Seeking a better way of life after he finished school, Kratochvil snuck across the border into Austria, but got stuck in a refugee camp for almost a year. "Sweden finally took me," he said. "They got some old people and young people without professions. Being a refugee was like being in a meat market. Countries like the U.S. or Canada would take educated people, engineers or doctors, but they really didn't want to have anything to do with the rest of us."

In 1970, after two years of "bumming around and being stateless," he made his way to Holland. "I got political asylum there," he said. "The mood was a little bit better because it was after the Russian invasion of Czechoslovakia, so the West was a little bit more kind to people like me."

Then he got his "big break": a scholarship to study at the State Academy of Fine Arts in Amsterdam. "It changed my life," he said.

Kratochvil had no prior training in photography, but he had helped his father in his studio and absorbed a lot of information. "What I had learned was subconscious," he said. "But when I went to school, it came so naturally. I fell into it right away."

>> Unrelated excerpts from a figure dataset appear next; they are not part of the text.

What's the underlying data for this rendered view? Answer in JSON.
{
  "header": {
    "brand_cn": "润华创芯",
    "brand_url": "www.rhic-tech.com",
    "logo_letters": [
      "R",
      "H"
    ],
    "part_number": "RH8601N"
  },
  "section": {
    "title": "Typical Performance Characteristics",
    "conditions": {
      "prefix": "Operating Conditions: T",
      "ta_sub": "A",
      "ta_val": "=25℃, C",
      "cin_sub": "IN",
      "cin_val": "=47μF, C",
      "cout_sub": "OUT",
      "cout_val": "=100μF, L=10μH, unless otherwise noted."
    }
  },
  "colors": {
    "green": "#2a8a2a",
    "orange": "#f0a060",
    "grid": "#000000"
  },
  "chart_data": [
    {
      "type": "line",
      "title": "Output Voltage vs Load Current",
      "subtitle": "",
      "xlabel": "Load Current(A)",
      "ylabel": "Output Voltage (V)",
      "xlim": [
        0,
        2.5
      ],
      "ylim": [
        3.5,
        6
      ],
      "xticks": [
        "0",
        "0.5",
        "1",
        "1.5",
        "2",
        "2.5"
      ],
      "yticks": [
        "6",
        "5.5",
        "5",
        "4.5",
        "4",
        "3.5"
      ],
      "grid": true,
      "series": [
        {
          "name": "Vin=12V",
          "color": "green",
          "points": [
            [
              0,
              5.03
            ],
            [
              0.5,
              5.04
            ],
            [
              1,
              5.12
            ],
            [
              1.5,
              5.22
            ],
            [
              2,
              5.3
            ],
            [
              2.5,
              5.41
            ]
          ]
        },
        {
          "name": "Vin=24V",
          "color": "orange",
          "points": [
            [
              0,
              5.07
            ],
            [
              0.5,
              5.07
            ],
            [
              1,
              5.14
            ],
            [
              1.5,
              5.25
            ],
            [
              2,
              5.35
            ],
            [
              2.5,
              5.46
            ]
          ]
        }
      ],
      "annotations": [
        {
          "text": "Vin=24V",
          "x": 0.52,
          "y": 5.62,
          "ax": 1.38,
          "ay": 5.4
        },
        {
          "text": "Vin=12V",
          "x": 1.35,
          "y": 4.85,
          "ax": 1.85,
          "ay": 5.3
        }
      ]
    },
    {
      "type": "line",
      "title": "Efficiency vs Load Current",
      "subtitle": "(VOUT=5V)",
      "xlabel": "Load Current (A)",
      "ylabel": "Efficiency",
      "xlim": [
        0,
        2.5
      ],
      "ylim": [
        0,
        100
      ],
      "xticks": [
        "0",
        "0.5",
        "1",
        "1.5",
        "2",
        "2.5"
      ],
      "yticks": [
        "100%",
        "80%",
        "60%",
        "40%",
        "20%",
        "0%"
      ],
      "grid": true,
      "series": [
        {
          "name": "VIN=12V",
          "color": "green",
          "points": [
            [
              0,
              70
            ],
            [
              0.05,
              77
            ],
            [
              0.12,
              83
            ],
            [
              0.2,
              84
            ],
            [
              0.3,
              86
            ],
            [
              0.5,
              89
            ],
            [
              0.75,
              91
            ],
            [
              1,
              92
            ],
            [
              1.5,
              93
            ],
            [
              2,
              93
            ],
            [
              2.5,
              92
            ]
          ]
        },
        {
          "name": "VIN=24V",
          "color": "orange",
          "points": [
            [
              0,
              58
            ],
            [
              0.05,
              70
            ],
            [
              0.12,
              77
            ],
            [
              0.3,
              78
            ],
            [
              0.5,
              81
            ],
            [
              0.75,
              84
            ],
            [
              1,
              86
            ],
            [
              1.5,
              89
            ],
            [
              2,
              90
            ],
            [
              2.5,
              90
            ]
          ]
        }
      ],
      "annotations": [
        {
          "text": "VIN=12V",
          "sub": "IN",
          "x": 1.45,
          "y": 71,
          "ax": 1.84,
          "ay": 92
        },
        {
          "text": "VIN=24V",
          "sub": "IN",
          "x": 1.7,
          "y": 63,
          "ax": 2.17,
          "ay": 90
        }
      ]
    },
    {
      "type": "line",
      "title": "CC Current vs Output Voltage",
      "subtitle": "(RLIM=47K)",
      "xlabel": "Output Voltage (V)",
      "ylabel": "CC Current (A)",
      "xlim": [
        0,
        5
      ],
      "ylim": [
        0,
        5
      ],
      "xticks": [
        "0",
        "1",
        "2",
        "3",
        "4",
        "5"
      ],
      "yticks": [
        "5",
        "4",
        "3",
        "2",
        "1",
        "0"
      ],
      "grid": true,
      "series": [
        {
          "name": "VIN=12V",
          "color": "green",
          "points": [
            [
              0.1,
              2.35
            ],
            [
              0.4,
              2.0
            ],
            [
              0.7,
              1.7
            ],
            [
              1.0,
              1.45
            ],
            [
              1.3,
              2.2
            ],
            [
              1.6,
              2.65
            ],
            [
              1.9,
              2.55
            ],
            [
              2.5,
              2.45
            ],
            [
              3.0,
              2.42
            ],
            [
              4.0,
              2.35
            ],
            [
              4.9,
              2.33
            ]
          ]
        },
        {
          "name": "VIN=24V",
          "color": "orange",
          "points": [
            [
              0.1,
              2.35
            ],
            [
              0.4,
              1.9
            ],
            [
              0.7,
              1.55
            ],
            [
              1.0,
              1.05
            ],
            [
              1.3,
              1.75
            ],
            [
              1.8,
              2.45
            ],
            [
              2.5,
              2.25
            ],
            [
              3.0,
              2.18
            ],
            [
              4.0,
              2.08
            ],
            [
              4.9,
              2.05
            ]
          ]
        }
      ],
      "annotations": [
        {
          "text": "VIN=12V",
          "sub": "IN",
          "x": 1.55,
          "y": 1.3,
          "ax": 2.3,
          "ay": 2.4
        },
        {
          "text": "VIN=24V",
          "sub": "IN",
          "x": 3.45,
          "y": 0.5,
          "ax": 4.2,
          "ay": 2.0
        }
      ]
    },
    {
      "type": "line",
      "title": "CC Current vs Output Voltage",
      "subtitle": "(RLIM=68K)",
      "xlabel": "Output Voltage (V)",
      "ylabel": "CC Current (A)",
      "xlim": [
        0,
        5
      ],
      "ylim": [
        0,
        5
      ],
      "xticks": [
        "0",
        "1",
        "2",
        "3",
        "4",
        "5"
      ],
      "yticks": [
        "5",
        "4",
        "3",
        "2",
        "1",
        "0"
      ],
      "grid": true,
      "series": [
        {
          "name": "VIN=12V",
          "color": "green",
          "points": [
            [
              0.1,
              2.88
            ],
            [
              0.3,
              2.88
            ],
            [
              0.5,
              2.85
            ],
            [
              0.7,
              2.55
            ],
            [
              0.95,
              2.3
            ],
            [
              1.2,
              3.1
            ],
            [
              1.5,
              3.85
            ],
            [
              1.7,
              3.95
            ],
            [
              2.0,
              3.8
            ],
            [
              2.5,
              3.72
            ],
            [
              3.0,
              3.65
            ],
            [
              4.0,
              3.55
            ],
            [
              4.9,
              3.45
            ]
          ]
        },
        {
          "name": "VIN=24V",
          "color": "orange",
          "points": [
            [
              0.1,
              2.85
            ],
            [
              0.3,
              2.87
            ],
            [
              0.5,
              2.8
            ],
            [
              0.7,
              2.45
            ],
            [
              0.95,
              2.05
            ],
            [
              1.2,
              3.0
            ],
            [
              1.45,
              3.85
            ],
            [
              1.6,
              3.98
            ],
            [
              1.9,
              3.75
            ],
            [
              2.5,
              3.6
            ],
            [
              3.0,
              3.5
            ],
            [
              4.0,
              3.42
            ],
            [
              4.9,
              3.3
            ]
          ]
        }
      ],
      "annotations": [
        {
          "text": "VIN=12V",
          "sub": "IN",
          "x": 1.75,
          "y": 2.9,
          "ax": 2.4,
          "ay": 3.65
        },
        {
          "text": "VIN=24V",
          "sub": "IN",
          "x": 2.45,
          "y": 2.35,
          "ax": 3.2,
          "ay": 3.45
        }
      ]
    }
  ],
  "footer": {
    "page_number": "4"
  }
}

He completed his studies in two and a half years, married an American he had met in Holland and moved to Los Angeles in 1972. After making the rounds with his portfolio, he landed a job at the Los Angeles Times, as a photographer for the newspaper's West and Home magazines. He resigned after a year, opting to work as a freelancer.

In 1976, the year he became an American citizen, Kratochvil moved to New York to work for Vogue, but he soon tired of fashion photography. His marriage had ended in divorce and he was interested in socially conscious imagery, he went on the road.

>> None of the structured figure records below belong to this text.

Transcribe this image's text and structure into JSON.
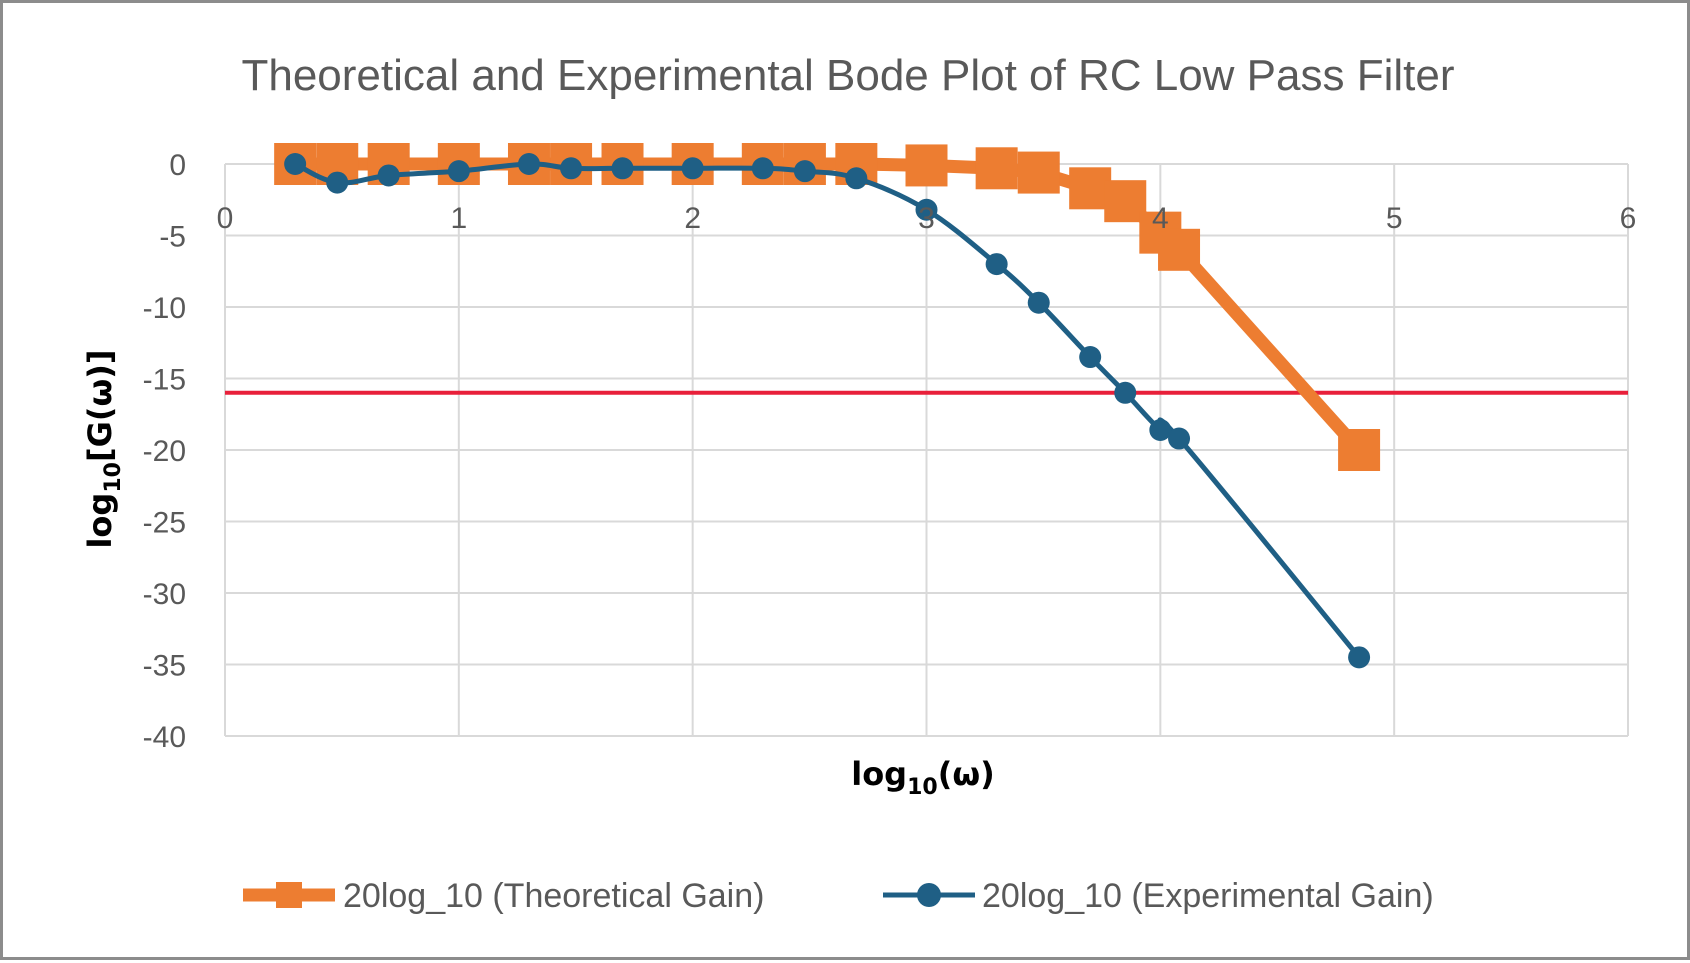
{
  "chart_data": {
    "type": "line",
    "title": "Theoretical and Experimental Bode Plot of RC Low Pass Filter",
    "xlabel": {
      "base": "log",
      "sub": "10",
      "rest": "(ω)"
    },
    "ylabel": {
      "base": "log",
      "sub": "10",
      "rest": "[G(ω)]"
    },
    "xlim": [
      0,
      6
    ],
    "ylim": [
      -40,
      0
    ],
    "x_ticks": [
      "0",
      "1",
      "2",
      "3",
      "4",
      "5",
      "6"
    ],
    "y_ticks": [
      "0",
      "-5",
      "-10",
      "-15",
      "-20",
      "-25",
      "-30",
      "-35",
      "-40"
    ],
    "grid": true,
    "legend_position": "bottom",
    "reference_line": {
      "y": -16,
      "color": "#e8203a"
    },
    "series": [
      {
        "name": "20log_10 (Theoretical Gain)",
        "color": "#ed7d31",
        "marker": "square",
        "smooth": false,
        "x": [
          0.3,
          0.48,
          0.7,
          1.0,
          1.3,
          1.48,
          1.7,
          2.0,
          2.3,
          2.48,
          2.7,
          3.0,
          3.3,
          3.48,
          3.7,
          3.85,
          4.0,
          4.08,
          4.85
        ],
        "y": [
          0.0,
          0.0,
          0.0,
          0.0,
          0.0,
          0.0,
          0.0,
          0.0,
          0.0,
          0.0,
          0.0,
          -0.1,
          -0.3,
          -0.6,
          -1.7,
          -2.6,
          -4.8,
          -6.0,
          -20.0
        ]
      },
      {
        "name": "20log_10 (Experimental Gain)",
        "color": "#1f5f85",
        "marker": "circle",
        "smooth": true,
        "x": [
          0.3,
          0.48,
          0.7,
          1.0,
          1.3,
          1.48,
          1.7,
          2.0,
          2.3,
          2.48,
          2.7,
          3.0,
          3.3,
          3.48,
          3.7,
          3.85,
          4.0,
          4.08,
          4.85
        ],
        "y": [
          0.0,
          -1.3,
          -0.8,
          -0.5,
          0.0,
          -0.3,
          -0.3,
          -0.3,
          -0.3,
          -0.5,
          -1.0,
          -3.2,
          -7.0,
          -9.7,
          -13.5,
          -16.0,
          -18.6,
          -19.2,
          -34.5
        ]
      }
    ]
  }
}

"The passport gave me carte blanche to go back to Eastern Europe," he said. "Before that, I had the passport of a political refugee, so I couldn't go back. I would have been arrested."

He has worked abroad on assignments for the New York Times Magazine, Time and Newsweek, among many other publications. But his travel to Eastern Europe was a personal journey. "I wanted to get in touch with myself," he said. Returning to his native country was part of his mission, but he also explored widely. "I was discovering different regions of Eastern Europe that I hadn't been allowed to visit while living in Czechoslovakia," he said. "It was the very exciting."

In Polish villages he was stunned to find religious practices he had never heard of, much less witnessed. "I had never seen such devotion in Czechoslovakia because they got rid of the clergy completely," he said. "Old people carried on traditions, but if young people went to church, they would be put on a black list."